Celebrity Poison

I wish our society was not so celebrity obsessed. It has some obvious negative consequences (Exhibit A: Donald Trump for President). It also chews up and spits out individuals. The movie Amy about the late soul singer Amy Winehouse was hard to watch as a beautiful and talented young woman was chewed up and spit out by the celebrity entertainment machine. The people surrounding her, including her husband and father, were more interested in exploiting her than in protecting her.

Amy Winehouse
Amy Winehouse

We think of celebrity as a modern phenomenon intensified by social media and 24 hour news cycles. Recently I read two biographies—one about the Wright Brothers and one about Charles and Anne Morrow Lindburgh. All were famous for achieving something brave that captured the public’s attention. And as a result, all were subject to an intense amount of public and press attention.

For the Lindburghs, it was often suffocating and tragically resulted in the kidnapping and death of their first child. Journalists did not let up in spite of the tremendous impact of their collective actions. The kidnapping was in the early 1930s—well before television. Yet the willingness of journalists to trample on their privacy for a story or a photo was relentless.

Wilbur and Oroville Wright
Wilbur and Oroville Wright

Even earlier in history, Oroville and Wilbur Wright invented flight in 1904. They toiled away at Kitty Hawk, North Carolina in obscurity for several years and then caught the public’s imagination with their aerial demonstrations. People in Europe and America could not get enough of the Wright brothers. According to biographer David McCullough, they handled the pressure and attention extremely well without letting it change them.

This can be attributed to the wisdom of their father, Bishop Milton Wright.

He was a steadying influence on his 5 children including Wilbur and Oroville. The Bishop liked to preach the futility of craving fame. “Enjoy fame ere its decadence, for I have realized the emptiness of its trumpet blasts.” He had written Wilbur, and quoted favorite lines from the Irish poet Thomas Moore:

And false the light on glory’s plume

           As fading lines of even.

David McCullough, The Wright Brothers New York: Simon and Schuster, 2015, p. 188.

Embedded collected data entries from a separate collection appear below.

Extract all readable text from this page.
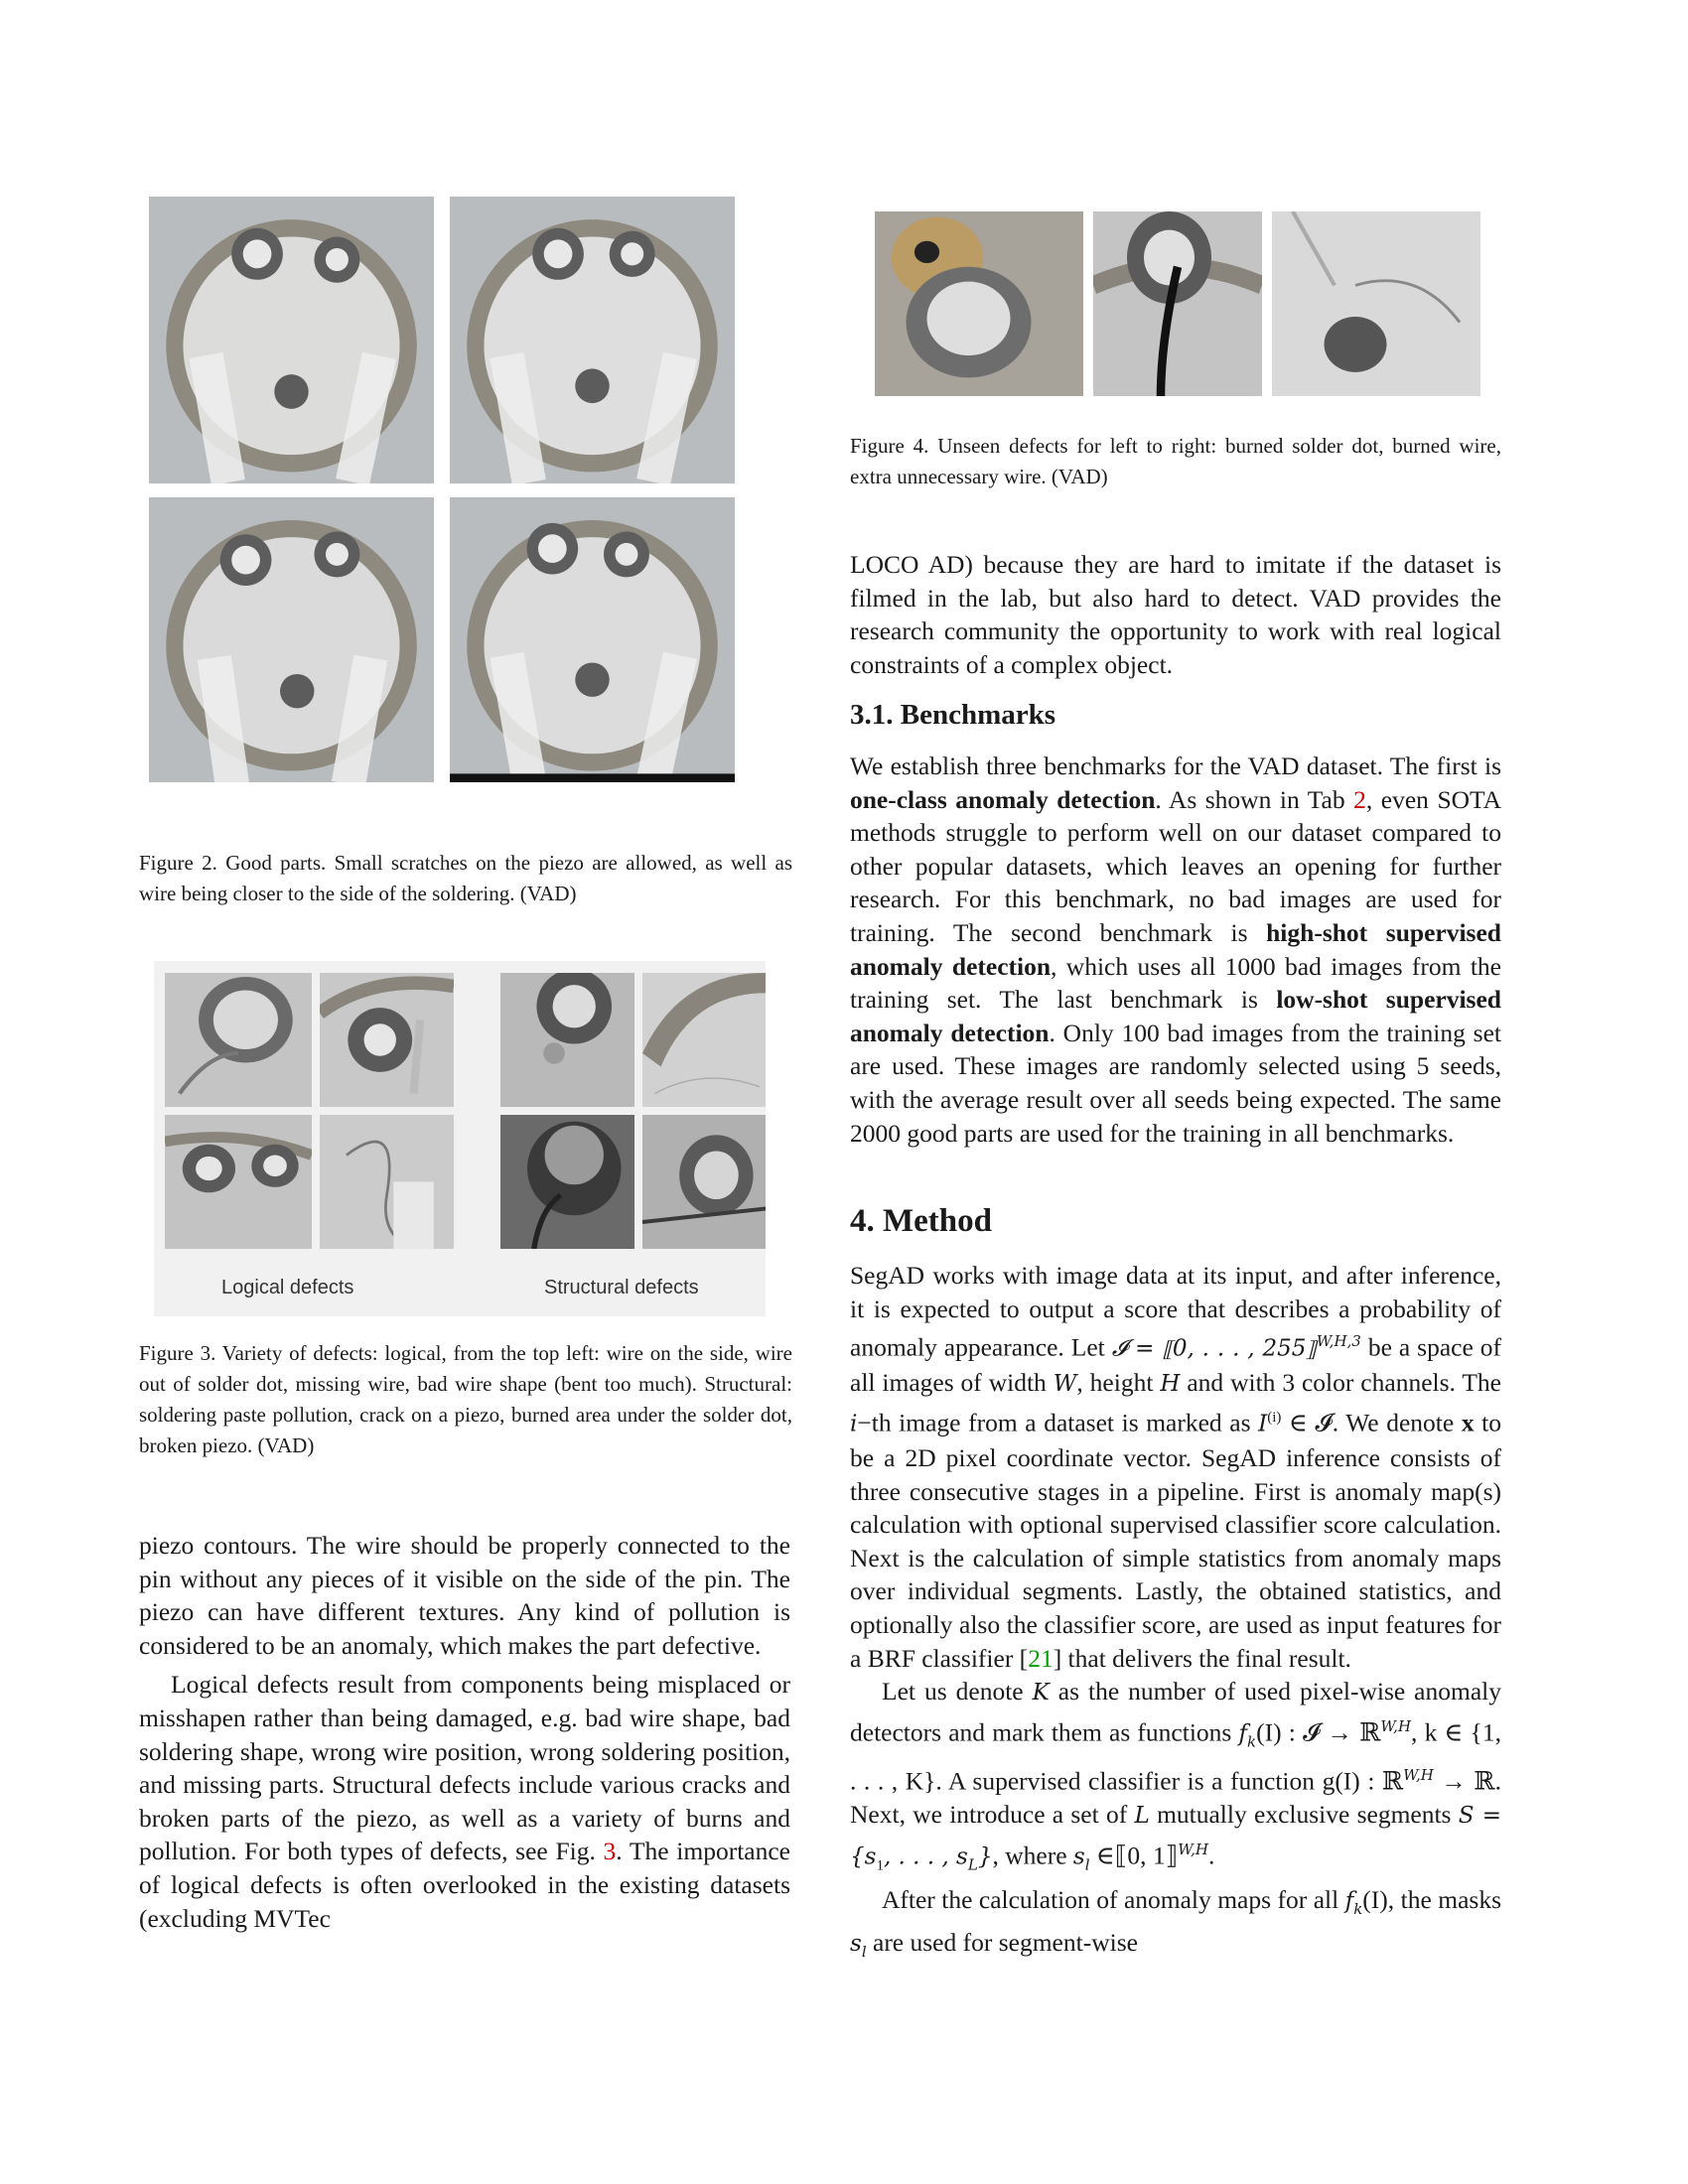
Figure 2. Good parts. Small scratches on the piezo are allowed, as well as wire being closer to the side of the soldering. (VAD)
Logical defects	Structural defects
Figure 3. Variety of defects: logical, from the top left: wire on the side, wire out of solder dot, missing wire, bad wire shape (bent too much). Structural: soldering paste pollution, crack on a piezo, burned area under the solder dot, broken piezo. (VAD)
Figure 4. Unseen defects for left to right: burned solder dot, burned wire, extra unnecessary wire. (VAD)

piezo contours. The wire should be properly connected to the pin without any pieces of it visible on the side of the pin. The piezo can have different textures. Any kind of pollution is considered to be an anomaly, which makes the part defective.

Logical defects result from components being misplaced or misshapen rather than being damaged, e.g. bad wire shape, bad soldering shape, wrong wire position, wrong soldering position, and missing parts. Structural defects include various cracks and broken parts of the piezo, as well as a variety of burns and pollution. For both types of defects, see Fig. 3. The importance of logical defects is often overlooked in the existing datasets (excluding MVTec

LOCO AD) because they are hard to imitate if the dataset is filmed in the lab, but also hard to detect. VAD provides the research community the opportunity to work with real logical constraints of a complex object.

3.1. Benchmarks

We establish three benchmarks for the VAD dataset. The first is one-class anomaly detection. As shown in Tab 2, even SOTA methods struggle to perform well on our dataset compared to other popular datasets, which leaves an opening for further research. For this benchmark, no bad images are used for training. The second benchmark is high-shot supervised anomaly detection, which uses all 1000 bad images from the training set. The last benchmark is low-shot supervised anomaly detection. Only 100 bad images from the training set are used. These images are randomly selected using 5 seeds, with the average result over all seeds being expected. The same 2000 good parts are used for the training in all benchmarks.

4. Method

SegAD works with image data at its input, and after inference, it is expected to output a score that describes a probability of anomaly appearance. Let 𝓘 = ⟦0, . . . , 255⟧$^{W,H,3}$ be a space of all images of width W, height H and with 3 color channels. The i−th image from a dataset is marked as $I^{(i)}$ ∈ 𝓘. We denote x to be a 2D pixel coordinate vector. SegAD inference consists of three consecutive stages in a pipeline. First is anomaly map(s) calculation with optional supervised classifier score calculation. Next is the calculation of simple statistics from anomaly maps over individual segments. Lastly, the obtained statistics, and optionally also the classifier score, are used as input features for a BRF classifier [21] that delivers the final result.

Let us denote K as the number of used pixel-wise anomaly detectors and mark them as functions $f_k(I)$ : 𝓘 → ℝ$^{W,H}$, k ∈ {1, . . . , K}. A supervised classifier is a function g(I) : ℝ$^{W,H}$ → ℝ. Next, we introduce a set of L mutually exclusive segments $S = \{s_1$, . . . , $s_L$}, where $s_l$ ∈⟦0, 1⟧$^{W,H}$.

After the calculation of anomaly maps for all $f_k(I)$, the masks $s_l$ are used for segment-wise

Once upon a time people did not seek out fame as an end in of itself. Celebrity used to be connected to achievement. David Brooks in his book, The Road to Character, decries the change from the culture of humility to the culture of the Big Me.

It wasn’t hard to find such data. For example, in 1950, the Gallup Organization asked high school seniors if they considered themselves to be a very important person. At that point, 12 percent said yes. The same question was asked in 2005, and this time it wasn’t 12 percent who considered themselves very important, it was 80 percent.

David Brooks, The Road to Character, New York: Random House: 2015, page 6.

I remember when I was managing and employee in the advent of reality television. At the time there was only MTV shows and Survivor. I asked him about his career goals and my mouth dropped open when he said that one of his goals was to be a reality tv star. I think I may have even said, “That is not a career goal.” My statement was very out of touch to the new realities, but like my grandparents with their “I remember when bread was a nickel.” I remember when fame was connected to some real achievement.

Are we at the apex of the Big Me? How will we recover? This is one of David Brooks’ motivations for writing The Road to Character. He wanted to provide profiles of what he sees as real leadership in the same way a chef wants to give us real homemade food to put the instant processed food in context.

How else can we raise the flag of leadership in service of others?